Now I have 4 weeks of busy holiday baking to report and the results are wonderful! I am so happy! I love being able to remove the paddle and lose that hole. I can only assume that Cuisinart's quality control has not been up to par and that I was lucky enough to get a one of a good batch.
There have been some disappointments. The LowCarb cycle was a total failure with my own recipes and the Cuisinart recipes didn't meet MY definition of low carb. However my own recipes (from Dana Carpender's 500 Low Carb Recipes)come out perfectly on the whole wheat light or medium settings. The Pumpernickel was to-die-for.
I also use the Jam setting frequently to make sugar-free jam and cranberry sauce. The first batch was a hit as far as taste and consistency of the sauce, but a disaster in terms of cleaning up the machine afterwards. Cranberries had flown all over in the first 10 minutes or so and burned on the heating elements. The second time, I covered the pan with a 10 inch square hot pad of silicone able to withstand 550 degrees, held in place by the handle. It worked perfectly. I leave it on until the second phase when the paddle goes more slowly and berries aren't flying anymore.
I was also helped enormously by the Bread Machine Magic books, which recommend checking on the bread at the early stages and adding more flour or liquid as needed to get a nice loaf. I have used this several times, and it has definitely reduced my failures to zero.
I'm looking forward to trying the artisan bread cycles, and to many more loaves of Pumpernickel and Whole Wheat low carb bread.
I have heard no clunking noises, had no burned bread. I would give it 5 stars after 6 months of trouble free operation.



1 out of 5 stars Lives up to its reviews   January 27, 2007
Dave
191 out of 201 found this review helpful

I have used many bread makers from different manufacturers over the years, with the most significant improvement's being the addition of special cycles for lower gluten breads. As I usually make rye, whole wheat, and pumpernickel loaves, this has resulted in much more predictable and higher quality results.

My penultimate machine was a Williams-Sonoma branded model, made by Salton(Breadman), and until its motor died after two years service, it never produced anything even reminiscent of a dud! I figured I had gotten my money's worth, but I did contact the retailer from whom I had bought the product.

Williams-Sonoma now only carries the Cuisinart which they cheerfully exchanged for free. I accepted it with trepidation, having read the many consistently negative reviews posted on this forum with reference to the Cuisinart.

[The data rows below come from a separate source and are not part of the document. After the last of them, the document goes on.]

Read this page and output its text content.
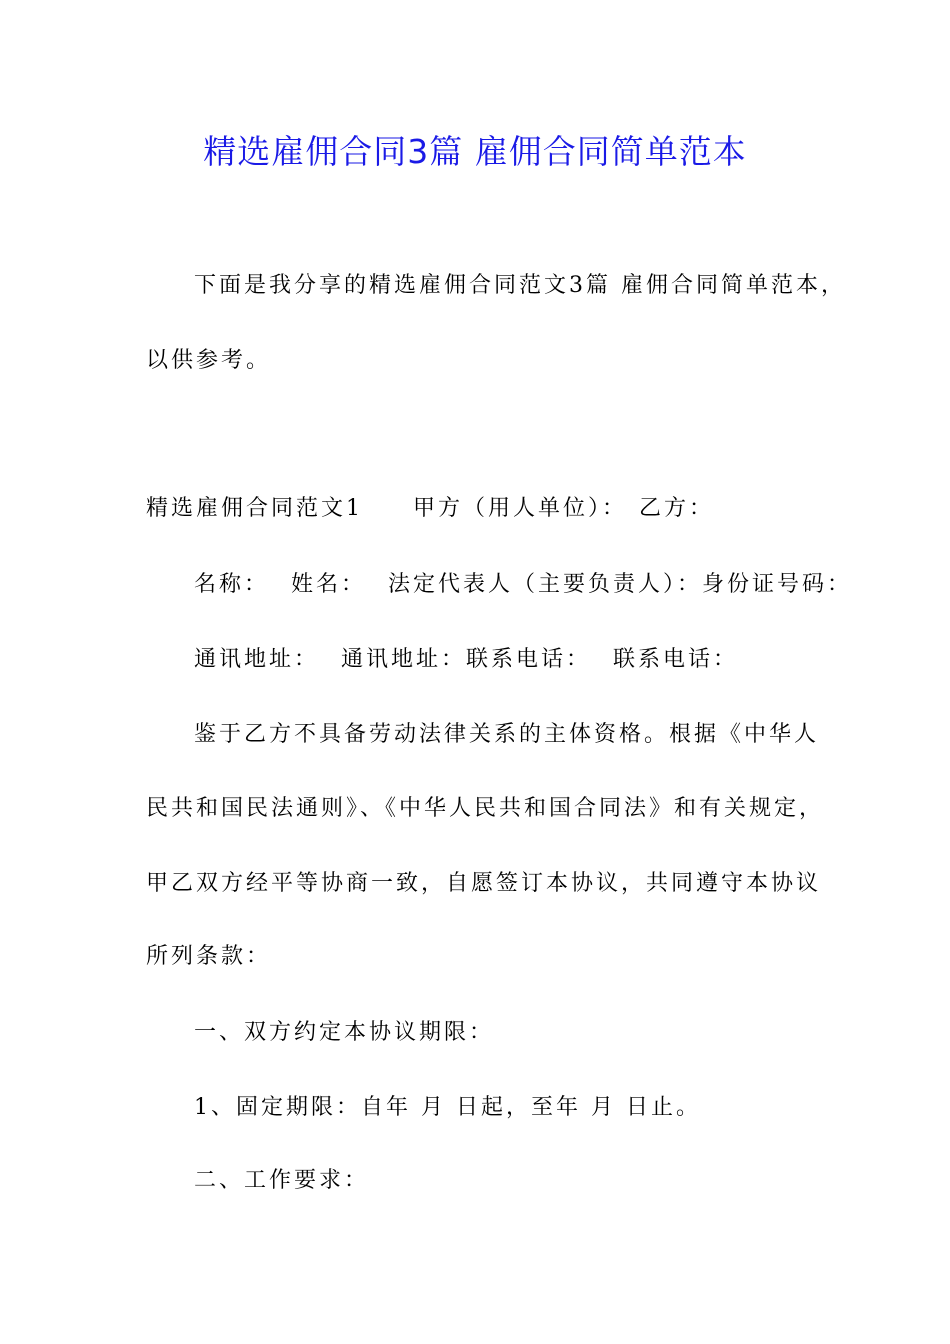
精选雇佣合同3篇 雇佣合同简单范本
下面是我分享的精选雇佣合同范文3篇 雇佣合同简单范本，
以供参考。
精选雇佣合同范文1 甲方（用人单位）： 乙方：
名称： 姓名： 法定代表人（主要负责人）：身份证号码：
通讯地址： 通讯地址：联系电话： 联系电话：
鉴于乙方不具备劳动法律关系的主体资格。根据《中华人
民共和国民法通则》、《中华人民共和国合同法》和有关规定，
甲乙双方经平等协商一致，自愿签订本协议，共同遵守本协议
所列条款：
一、双方约定本协议期限：
1、固定期限：自年 月 日起，至年 月 日止。
二、工作要求：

Although the Cuisinart has essentially the same size/configuration of the pan and paddle, and relatively similar cycle times and sequences as the WS, the loaves came out consistently somewhat flattened and suboptimally risen, although the texture wasn't bad. Although I did not experience the "burning" that has been commented upon in multiple reviews, I did find that the crust was somewhat thicker and brittle in consistency. It was sort of a cross between a Dutch crunch crust and shoe leather! I think this must relate to the temperature at which the unit operates, in association with the unit's convection effect which increases the effective baking temperature at any given setting, since the reflectivity of the pan is identical with the WS. My impression is that the thermostat is set too high in these machines, and, unfortunately is not adjustable in the standard baking cycles.

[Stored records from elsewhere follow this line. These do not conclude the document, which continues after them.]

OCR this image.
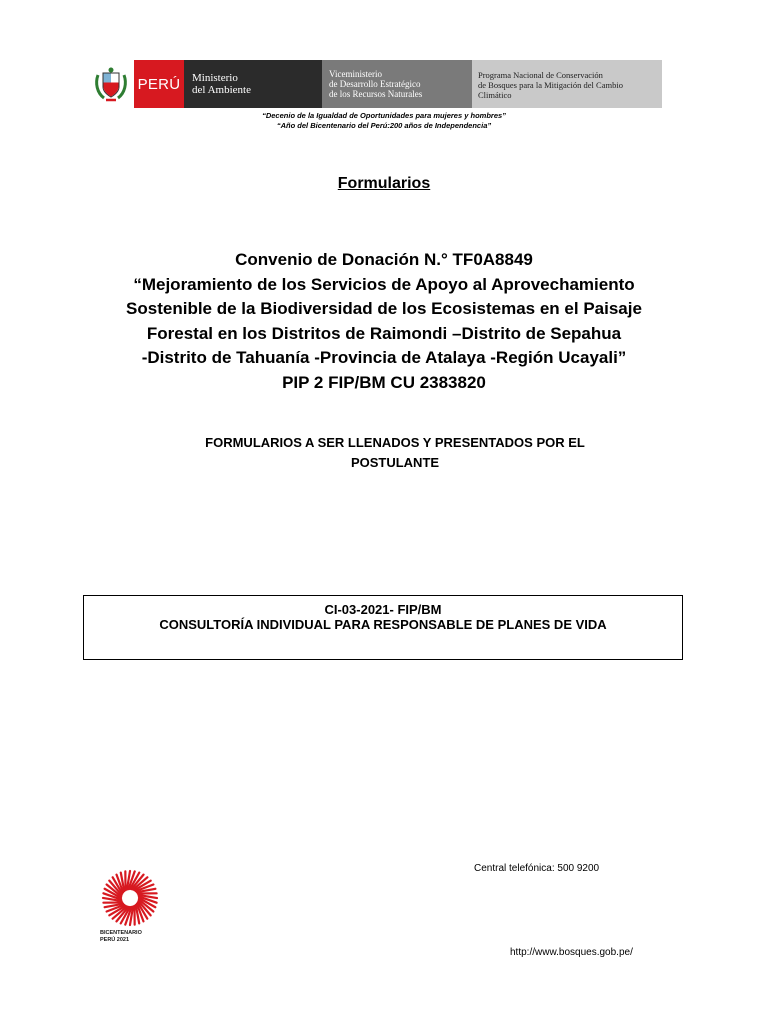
PERÚ	Ministerio
del Ambiente
Viceministerio
de Desarrollo Estratégico
de los Recursos Naturales
Programa Nacional de Conservación
de Bosques para la Mitigación del Cambio
Climático
“Decenio de la Igualdad de Oportunidades para mujeres y hombres”
“Año del Bicentenario del Perú:200 años de Independencia”
Formularios
Convenio de Donación N.° TF0A8849
“Mejoramiento de los Servicios de Apoyo al Aprovechamiento
Sostenible de la Biodiversidad de los Ecosistemas en el Paisaje
Forestal en los Distritos de Raimondi –Distrito de Sepahua
-Distrito de Tahuanía -Provincia de Atalaya -Región Ucayali”
PIP 2 FIP/BM CU 2383820
FORMULARIOS A SER LLENADOS Y PRESENTADOS POR EL
POSTULANTE
CI-03-2021- FIP/BM
CONSULTORÍA INDIVIDUAL PARA RESPONSABLE DE PLANES DE VIDA
BICENTENARIO
PERÚ 2021
Central telefónica: 500 9200
http://www.bosques.gob.pe/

With respect to the rising problem, I noticed that in addition to the loaves' not rising as high as desired in the final phase, that there was some disturbing contraction of the loaves when the baking heat was applied; exactly the opposite of the "oven spring" that is anticipated in ordinary baking. This suggested to me that the gluten was not sufficiently developed in the kneading process. I did not find that changing the crust control through the range of light through dark made any significant difference in terms of the negatives of this machine's output.

Please note that the comparison of the two machines was made with identical recipes and ingredients, with multiple trials.

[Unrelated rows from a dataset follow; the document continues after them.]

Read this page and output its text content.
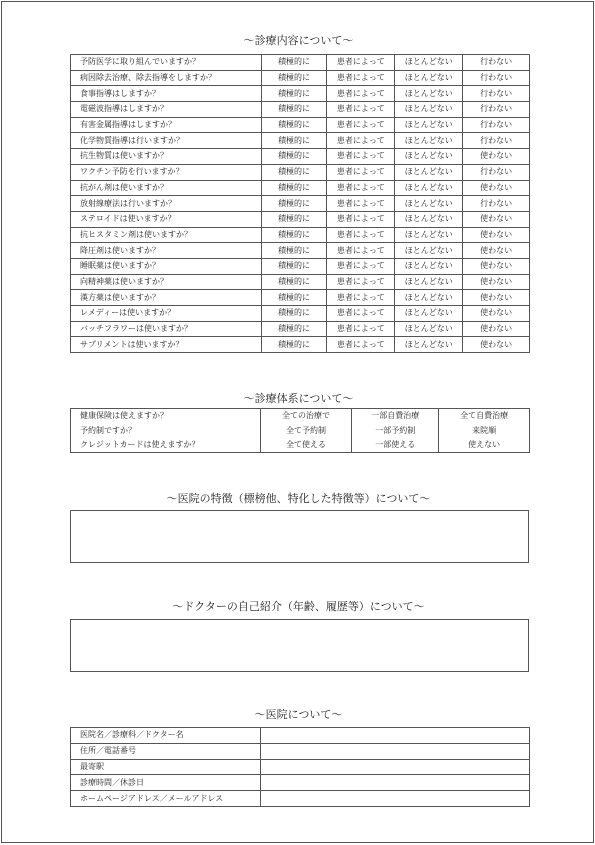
～診療内容について～
予防医学に取り組んでいますか？	積極的に	患者によって	ほとんどない	行わない
病因除去治療、除去指導をしますか？	積極的に	患者によって	ほとんどない	行わない
食事指導はしますか？	積極的に	患者によって	ほとんどない	行わない
電磁波指導はしますか？	積極的に	患者によって	ほとんどない	行わない
有害金属指導はしますか？	積極的に	患者によって	ほとんどない	行わない
化学物質指導は行いますか？	積極的に	患者によって	ほとんどない	行わない
抗生物質は使いますか？	積極的に	患者によって	ほとんどない	使わない
ワクチン予防を行いますか？	積極的に	患者によって	ほとんどない	行わない
抗がん剤は使いますか？	積極的に	患者によって	ほとんどない	使わない
放射線療法は行いますか？	積極的に	患者によって	ほとんどない	行わない
ステロイドは使いますか？	積極的に	患者によって	ほとんどない	使わない
抗ヒスタミン剤は使いますか？	積極的に	患者によって	ほとんどない	使わない
降圧剤は使いますか？	積極的に	患者によって	ほとんどない	使わない
睡眠薬は使いますか？	積極的に	患者によって	ほとんどない	使わない
向精神薬は使いますか？	積極的に	患者によって	ほとんどない	使わない
漢方薬は使いますか？	積極的に	患者によって	ほとんどない	使わない
レメディーは使いますか？	積極的に	患者によって	ほとんどない	使わない
バッチフラワーは使いますか？	積極的に	患者によって	ほとんどない	使わない
サプリメントは使いますか？	積極的に	患者によって	ほとんどない	使わない
～診療体系について～
健康保険は使えますか？	全ての治療で	一部自費治療	全て自費治療
予約制ですか？	全て予約制	一部予約制	来院順
クレジットカードは使えますか？	全て使える	一部使える	使えない
～医院の特徴（標榜他、特化した特徴等）について～
～ドクターの自己紹介（年齢、履歴等）について～
～医院について～
医院名／診療科／ドクター名	
住所／電話番号	
最寄駅	
診療時間／休診日	
ホームページアドレス／メールアドレス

I returned the Cuisinart to Williams-Sonoma, and bought another Breadman 2500BC from Amazon, which, to my delight, has allowed me to pick up where I left off, now turning out beautiful rye loaves.

The Cuisinart does not allow custom programming in the way the WS/Breadman does, so that there is no convenient way to build compensatory rise time into an already longer cycle than the Breadman(which, incidentally, has a shorter first rise).

In summary, I think my experience with the Cuisinart breadmaker is that those who ignore history are destined to repeat it! Please pass this one up in favor of better alternatives.



4 out of 5 stars Good bread if you pay attention to what's happening   September 9, 2006
John Hill (Ann Arbor)
64 out of 64 found this review helpful

I've had this machine for about a year now. The learning curve has been gradual but steady. I think that the negative reviews here stem from people having unrealistic expectations. This is not the sort of machine where you put in the ingredients, walk away and come back for a perfect loaf every time. As this is the only breadmaker I have owned, I cannot say if there are other machines that perform ideally. I do know that the user needs to PAY ATTENTION to what is happening with the Cuisinart breadmaker.

1st--mixing: a quick check with a spatula 5-10 minutes into the first knead cycle is advisable. (Yes, it is quite noisy when kneading).

2nd--dough consistency: towards the middle of the first knead cycle check the dough. The ratio of liquid to flour is always variable when making bread. In most recipes I have to add flour to get a stiff enough dough. If you cannot knead the dough by hand, it will not make good bread, I don't care if you have followed the recipe to the milligram.

3rd--take out the paddle when you hear the appropriate beep, if you can. This will give you a nicer loaf. At this point I often like to coat the dough with rolled oats, oat bran or wheat bran before I put it back in for the last rise and the baking.

4th--check how much the loaf has risen before the baking cycle starts. If it has not risen enough, press pause, it will continue to rise "off the clock" for about 15 minutes. Repeat as necessary. There is a chart with timings for every segment of every setting in the booklet.

5th--the crust: look and smell towards the end of the baking cycle (this will be the final countdown on the timer) and take your loaf out BEFORE the crust gets too dark. I never use the "dark" setting, only "medium" and "light." This breadmaker does bake very hot, and recipes with lots of sugar do poorly. The recipe for banana bread is a disaster, so don't try it. I imagine the other recipes for sweetbreads are equally useless.

Finally, it is advisable that you make sure everything is right before you press start--loaf size, crust, cycle, etc., because the machine cannot be reset. You have to leave it unplugged for about a half hour before it "forgets" what it has been told to do. This flaw annoys me. There should be a reset button. Also, I wish I could program my own settings instead of just using the factory presets when I know, for example, that I need a longer 3rd rise on a certain recipe.

These days I am experimenting with the order of adding the ingredients. The manufacturer advises liquid, then salt, then flour, then yeast. Lately I have been doing it this way: adding yeast and liquid, including WARM water, and leaving it for 5-10 minutes in the machine to get the leavening process get well underway, then flour, and then salt. Loaves seem to rise better this way.

In conclusion, I am generally happy with the bread I make with the help of the Cuisinart breadmaker. I would advise potential users who have no experience with making bread by hand to try it a few times. You will see that it is an art more than it is a science, that it's all about adding more flour or liquid to get the right consistency, that it's about seeing how your dough is rising TODAY, and so on. Knowing breadmaking on that most basic level will show the user that putting the ingredients into the machine and not paying any more attention to it until the final beep is a risky proposition. Perhaps other machines produce more consistent results with less attention on the part of the user. I am skeptical about this myself but encourage others to continue the search for their "perfect" machine if the Cuisinart seems more trouble than it's worth.